Paper Summary
Imaging in deep water environments poses a specific set of challenges, both in the data preconditioning and the velocity model building. These challenges include scattered complex 3D multiples, aliased noise, and low velocity shallow anomalies associated with channel fills and
gas hydrates. In this paper, we describe an approach to tackling such problems for data from deep water off the north east coast of India, concentrating our attention on iterative velocity model building, more specifically the resolution of near surface and other velocity anomalies. In the region under investigation, the velocity field is complicated by narrow buried canyons (500 m wide) filled with low velocity sediments which give rise to severe pull-down effects; possible free gas accumulation below an extensive gas hydrate cap, producing dimming of the image below (perhaps as a result of absorption); and thin channel bodies with low-velocity fill.
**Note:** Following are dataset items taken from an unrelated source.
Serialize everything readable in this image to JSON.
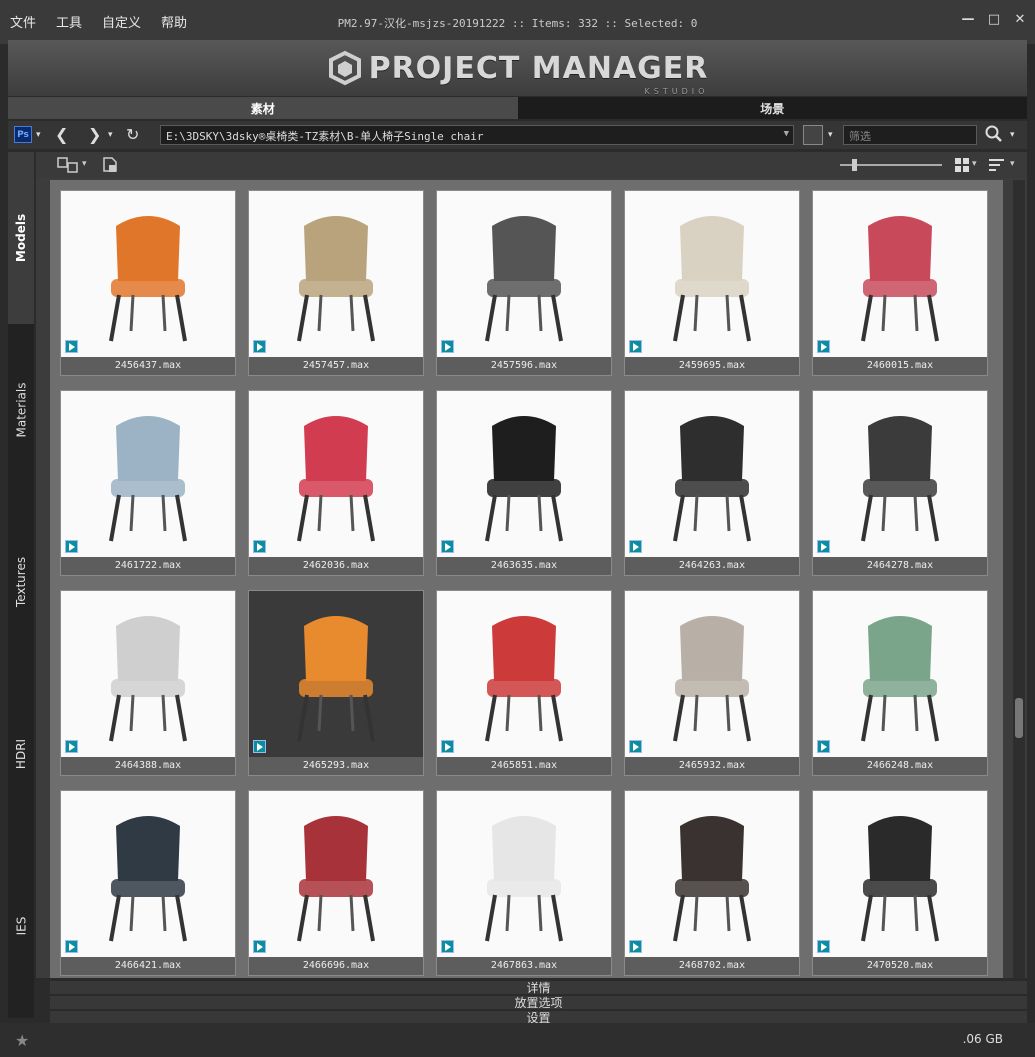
{
  "menu": [
    "文件",
    "工具",
    "自定义",
    "帮助"
  ],
  "window_title": "PM2.97-汉化-msjzs-20191222  :: Items: 332  :: Selected: 0",
  "window_controls": [
    "minimize-icon",
    "maximize-icon",
    "close-icon"
  ],
  "banner": {
    "title": "PROJECT MANAGER",
    "subtitle": "KSTUDIO"
  },
  "tabs": [
    {
      "label": "素材",
      "active": true
    },
    {
      "label": "场景",
      "active": false
    }
  ],
  "toolbar": {
    "ps_label": "Ps",
    "path": "E:\\3DSKY\\3dsky®桌椅类-TZ素材\\B-单人椅子Single chair",
    "filter_placeholder": "筛选"
  },
  "sidebar": [
    "Models",
    "Materials",
    "Textures",
    "HDRI",
    "IES"
  ],
  "items": [
    {
      "name": "2456437.max"
    },
    {
      "name": "2457457.max"
    },
    {
      "name": "2457596.max"
    },
    {
      "name": "2459695.max"
    },
    {
      "name": "2460015.max"
    },
    {
      "name": "2461722.max"
    },
    {
      "name": "2462036.max"
    },
    {
      "name": "2463635.max"
    },
    {
      "name": "2464263.max"
    },
    {
      "name": "2464278.max"
    },
    {
      "name": "2464388.max"
    },
    {
      "name": "2465293.max"
    },
    {
      "name": "2465851.max"
    },
    {
      "name": "2465932.max"
    },
    {
      "name": "2466248.max"
    },
    {
      "name": "2466421.max"
    },
    {
      "name": "2466696.max"
    },
    {
      "name": "2467863.max"
    },
    {
      "name": "2468702.max"
    },
    {
      "name": "2470520.max"
    }
  ],
  "panels": [
    "详情",
    "放置选项",
    "设置"
  ],
  "status": {
    "disk": ".06 GB"
  },
  "colors": {
    "accent": "#0d8ea0",
    "chair_colors": [
      "#e0762a",
      "#b9a37c",
      "#555555",
      "#d9d2c2",
      "#c84a5a",
      "#9bb3c4",
      "#d23c50",
      "#1e1e1e",
      "#2e2e2e",
      "#3b3b3b",
      "#cfcfcf",
      "#e88a2e",
      "#cc3a3a",
      "#b8b0a6",
      "#7aa58a",
      "#2f3a44",
      "#a8323a",
      "#e6e6e6",
      "#3a3230",
      "#2a2a2a"
    ]
  }
}
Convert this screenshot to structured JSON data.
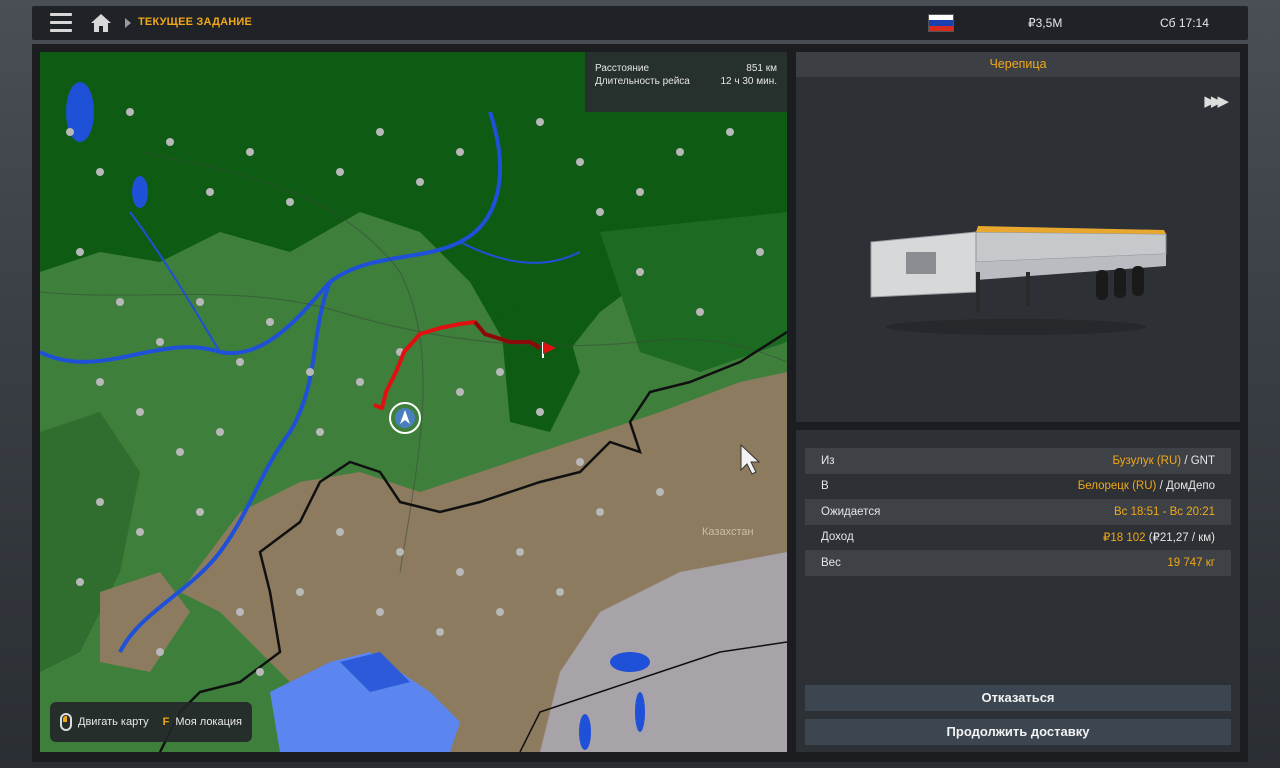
{
  "topbar": {
    "breadcrumb": "ТЕКУЩЕЕ ЗАДАНИЕ",
    "money": "₽3,5M",
    "clock": "Сб 17:14",
    "flag_colors": [
      "#ffffff",
      "#1a3fb0",
      "#d52b1e"
    ]
  },
  "map": {
    "distance_label": "Расстояние",
    "distance_value": "851 км",
    "duration_label": "Длительность рейса",
    "duration_value": "12 ч 30 мин.",
    "country_label": "Казахстан",
    "hint_move": "Двигать карту",
    "hint_key": "F",
    "hint_location": "Моя локация",
    "colors": {
      "forest": "#0e5b14",
      "green": "#3e7f3c",
      "steppe": "#8c7b5e",
      "water": "#1f50d8",
      "route": "#e01010",
      "border": "#101010"
    }
  },
  "cargo": {
    "title": "Черепица",
    "forward_icon": "fast-forward-icon"
  },
  "details": {
    "from_label": "Из",
    "from_city": "Бузулук (RU)",
    "from_company": " / GNT",
    "to_label": "В",
    "to_city": "Белорецк (RU)",
    "to_company": " / ДомДепо",
    "expected_label": "Ожидается",
    "expected_value": "Вс 18:51 - Вс 20:21",
    "income_label": "Доход",
    "income_value": "₽18 102",
    "income_rate": " (₽21,27 / км)",
    "weight_label": "Вес",
    "weight_value": "19 747 кг"
  },
  "buttons": {
    "cancel": "Отказаться",
    "continue": "Продолжить доставку"
  },
  "accent_color": "#f0a818"
}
Hybrid gridded tomography using a conjugate gradient solver (with 20 m vertical cell size) is used to resolve small scale velocity anomalies (with thicknesses of about 50m). Manual picking of narrow channel features is used to define bodies too small for the tomography to resolve. Pre-stack depth migration using a velocity model built using a combination of these techniques was able to resolve pull-down and other image distortion effects in the final image. The resulting velocity field shows high resolution detail useful in identifying anomalous geobodies of potential exploration interest.